Smart Cities Won't Be Possible in the U.S. Until December 8, 2020
In the next decade, your life will change.
From the moment you wake up in the morning to the moment you go to sleep, and even while you dream, you will be online, connected to the internet, to probably at least two or three devices simultaneously.
Your watch, your phone, your car, even the pacemaker in your chest will be part of a unified, dynamic network of devices that will constantly interact and communicate as you go from home to work and everywhere in between.
The very streets themselves will be wired in, feeding the network data from video cameras and tiny weather stations. Sensors will be everywhere — in the pavement, in the steel beams of bridges, and in tunnel walls, transmitting data issues like stress failures long before they become dangerous.
Traffic will be optimized. Emergency services will be on their way before they're called. Repairs will be made before shutdowns or injuries can occur.
Thanks to tiny, pill-sized sensors you can swallow, your doctor will be able to make a diagnosis without ever seeing you.
Pretty soon, life today, no matter how connected you might think you already are, will seem like a different era.
So get used the idea.
A Pipe Dream?
That's the image we're being sold, anyway. The arrival of the much-anticipated internet of things "smart city" is actually not quite as imminent as the tech writers let on.
You see, there are two issues that nobody cares to mention; one of them has to do with bandwidth.
For smart cities like the one I described above to exist, billions (and eventually, if the idea spreads far enough, trillions) of new devices will have to go online in the next decade or so.
That will hopelessly overtax our already overloaded networks.
Even today, with the paltry 7 billion devices currently online, massive slowdowns and even shutdowns have been plaguing the system — it's been especially noticeable over the last several months, as COVID-19 living and working conditions drive usage rates into an entirely new realm.
In order for anything like a smart city to have a chance, let alone the dozens of smart cities that are already being planned across the country, there needs to be a paradigm-shifting change in the availability and management of internet bandwidth.
Luckily, the FCC has complied and is taking a major step toward opening the bandwidth floodgate to meet this demand.
Welcome to C-Band
Right now, it's the sole domain of the military and government.

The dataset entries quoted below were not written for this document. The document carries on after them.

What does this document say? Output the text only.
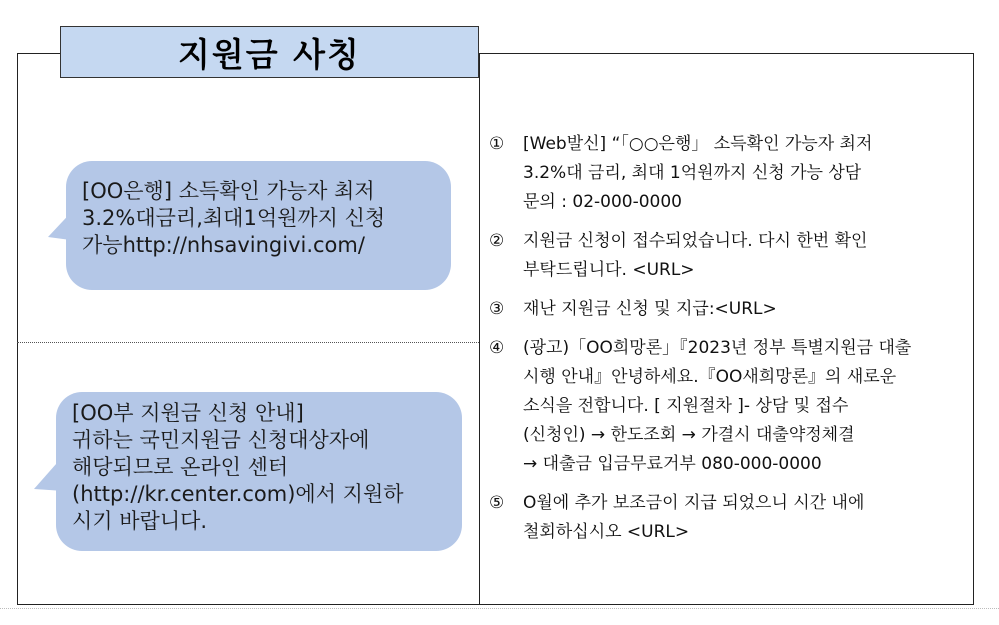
지원금 사칭
[OO은행] 소득확인 가능자 최저
3.2%대금리,최대1억원까지 신청
가능http://nhsavingivi.com/
[OO부 지원금 신청 안내]
귀하는 국민지원금 신청대상자에
해당되므로 온라인 센터
(http://kr.center.com)에서 지원하
시기 바랍니다.
① [Web발신] “「○○은행」 소득확인 가능자 최저
3.2%대 금리, 최대 1억원까지 신청 가능 상담
문의 : 02-000-0000
② 지원금 신청이 접수되었습니다. 다시 한번 확인
부탁드립니다. <URL>
③ 재난 지원금 신청 및 지급:<URL>
④ (광고)「OO희망론」『2023년 정부 특별지원금 대출
시행 안내』안녕하세요.『OO새희망론』의 새로운
소식을 전합니다. [ 지원절차 ]- 상담 및 접수
(신청인) → 한도조회 → 가결시 대출약정체결
→ 대출금 입금무료거부 080-000-0000
⑤ O월에 추가 보조금이 지급 되었으니 시간 내에
철회하십시오 <URL>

But later this year, the so-called "C-Band," which has been hailed as "the most important spectrum band for 5G" will open to consumer service providers.
We know the date: December 8, 2020.
And it's not something the government tried to keep a secret, either; the chairman of the FCC himself mentioned it during a speech in Washington, D.C.
Personally, I'm shocked that this date hasn't created the same level of excitement Y2K did more than 20 years ago, because the changes we're talking about here are far more profound than Y2K's implications and, more importantly, are actually certain to take place.
But, the news cycle likes to focus on other things right now, so what could go down as one of the most catalyzing dates in modern history has been largely ignored.
Nevertheless, it will create the possibility of actual smart cities here in the U.S.
However, bandwidth is only one hurdle. There's another one, which is even less talked about, and that's the problem of memory.
Every device uses it and relies on it, but memory takes power to maintain. For these billions upon billions of new devices to enter the market and keep functioning, they will all need reliable, portable power sources.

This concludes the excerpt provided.